The cosmos that you and I are experiencing right now, with trees, plants, people, houses, cars, stars, and galaxies, is just consciousness expressing itself at one particular frequency. Elsewhere in spacetime, different planes exist simultaneously. If I had asked my grandmother where heaven was, she would have pointed to the house we lived in, not only because it was full of love, but because it made sense to her that many worlds could comfortably inhabit the same place. By analogy, if you are listening to a concert orchestra, there are a hundred instruments playing, each occupying the same place in space and time. You can listen to the symphony as a whole or, if you wish, put your attention on a specific instrument. You can even separate out the individual notes played by that instrument. The presence of one frequency does not displace any of the others.

I didn't know it as a child, but when I walked around the crowded Delhi market where more humanity was packed into one bazaar than was possible to imagine, the world I couldn't see was even more crowded. The air that I breathed contained voices, car noises, bird songs, radio waves, X-rays, cosmic rays, and an almost infinite array of subatomic particles. Endless realities lay all around me.

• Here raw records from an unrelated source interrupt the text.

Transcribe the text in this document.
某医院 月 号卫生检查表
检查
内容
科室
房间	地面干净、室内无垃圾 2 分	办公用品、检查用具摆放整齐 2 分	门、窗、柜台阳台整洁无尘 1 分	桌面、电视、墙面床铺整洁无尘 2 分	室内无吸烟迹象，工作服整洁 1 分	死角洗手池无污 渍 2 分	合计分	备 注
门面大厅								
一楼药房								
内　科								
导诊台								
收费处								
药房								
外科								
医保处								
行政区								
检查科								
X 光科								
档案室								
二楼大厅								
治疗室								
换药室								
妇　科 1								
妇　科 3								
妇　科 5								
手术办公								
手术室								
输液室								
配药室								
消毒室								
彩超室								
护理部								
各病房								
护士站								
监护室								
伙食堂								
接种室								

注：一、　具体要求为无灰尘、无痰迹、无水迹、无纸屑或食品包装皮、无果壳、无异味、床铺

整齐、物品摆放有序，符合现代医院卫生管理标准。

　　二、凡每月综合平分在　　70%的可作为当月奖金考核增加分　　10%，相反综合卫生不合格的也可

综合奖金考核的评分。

Every frequency in nature exists simultaneously, and yet we experience only what we see. It's natural to fear what we can't see, and since death snatches a person out of sight, we react to it with fear. I certainly wasn't immune to this. The death of a pet made me anxious and sad; the death of my grandfather, which happened suddenly in the middle of the night, was devastating. My younger brother kept running around the house crying, "Where is he? Where is he?" It would be years before I realized that the correct answer was "Here and everywhere."

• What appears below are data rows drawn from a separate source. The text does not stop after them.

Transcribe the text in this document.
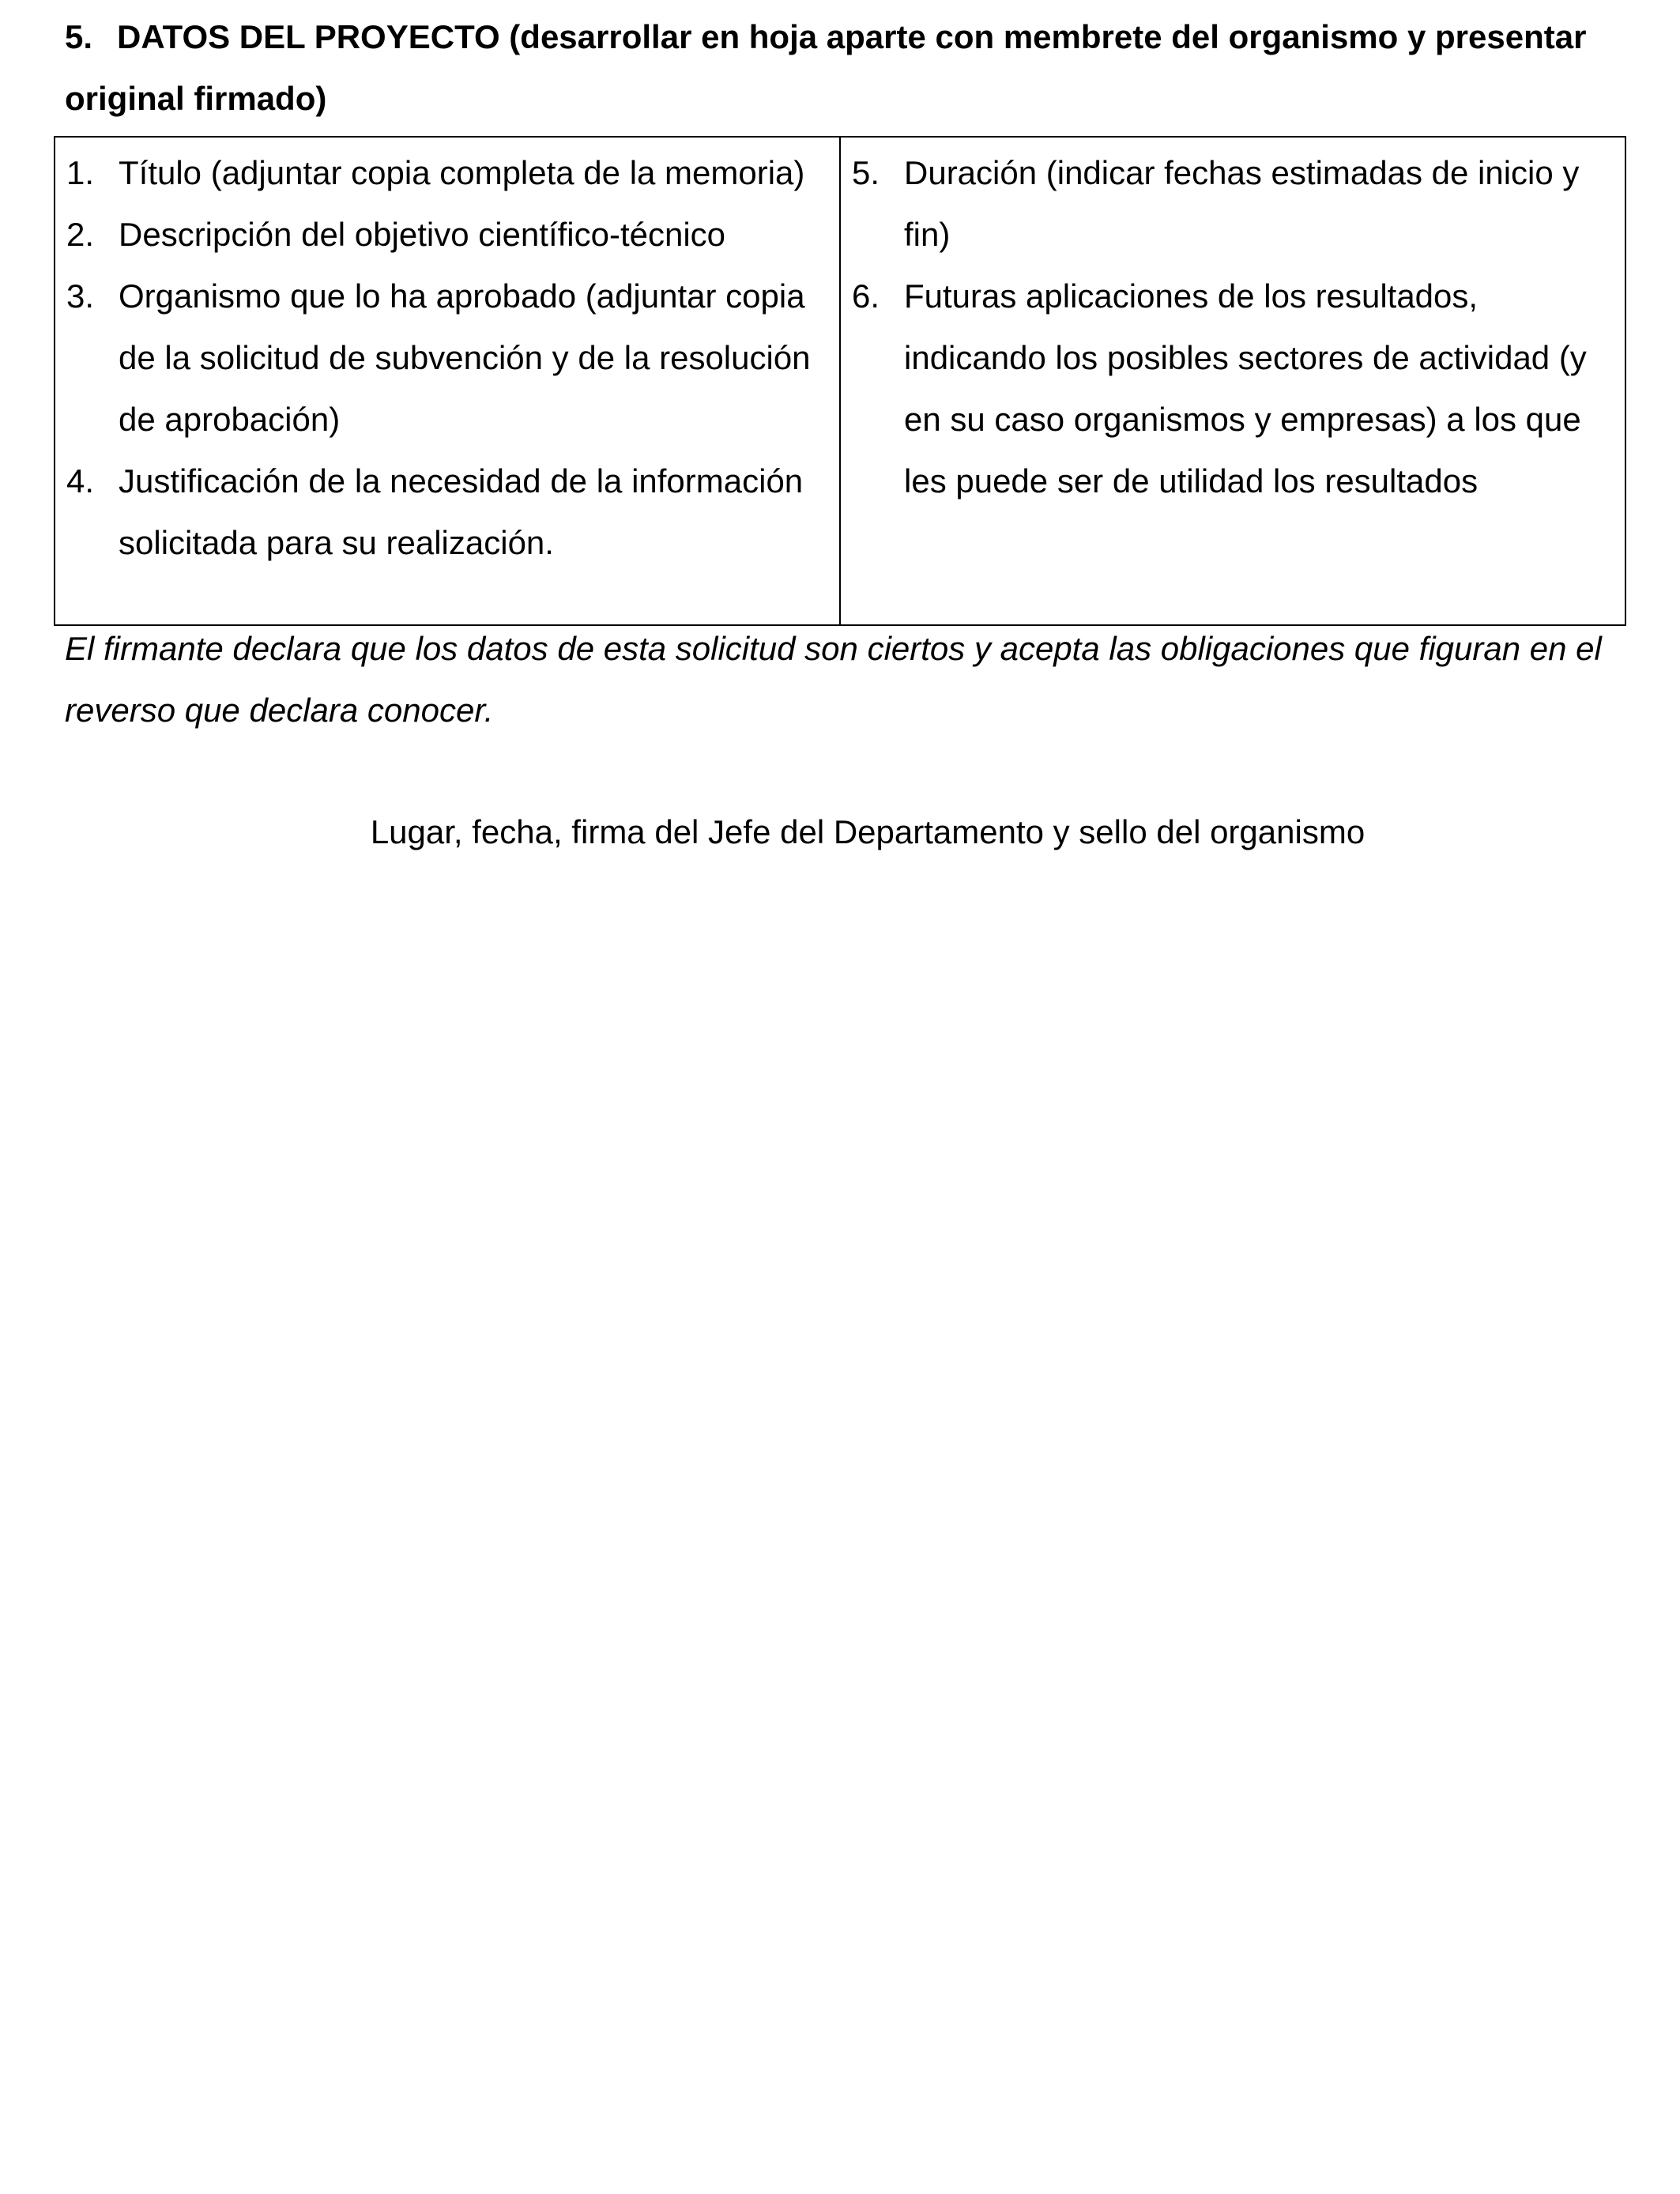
5. DATOS DEL PROYECTO (desarrollar en hoja aparte con membrete del organismo y presentar original firmado)
1. Título (adjuntar copia completa de la memoria)
2. Descripción del objetivo científico-técnico
3. Organismo que lo ha aprobado (adjuntar copia de la solicitud de subvención y de la resolución de aprobación)
4. Justificación de la necesidad de la información solicitada para su realización.
5. Duración (indicar fechas estimadas de inicio y fin)
6. Futuras aplicaciones de los resultados, indicando los posibles sectores de actividad (y en su caso organismos y empresas) a los que les puede ser de utilidad los resultados
El firmante declara que los datos de esta solicitud son ciertos y acepta las obligaciones que figuran en el reverso que declara conocer.
Lugar, fecha, firma del Jefe del Departamento y sello del organismo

Different planes of existence represent different frequencies of consciousness. The world of physical matter is just one expression of a particular frequency. (Decades later, I was fascinated to read that according to physicists, there is a background hum to the universe that is so specific as to sound like the note B-flat, although it vibrates millions of times lower than human hearing.) In India a child would never hear such a complicated quasi-scientific idea, but we did hear about the five elements, or Mahabhutas: earth, water, fire, air, and space. These elements combined to form everything in existence, which sounds crude to someone versed in Western science, but it contained a valuable truth: All transformations come down to a few simple elements.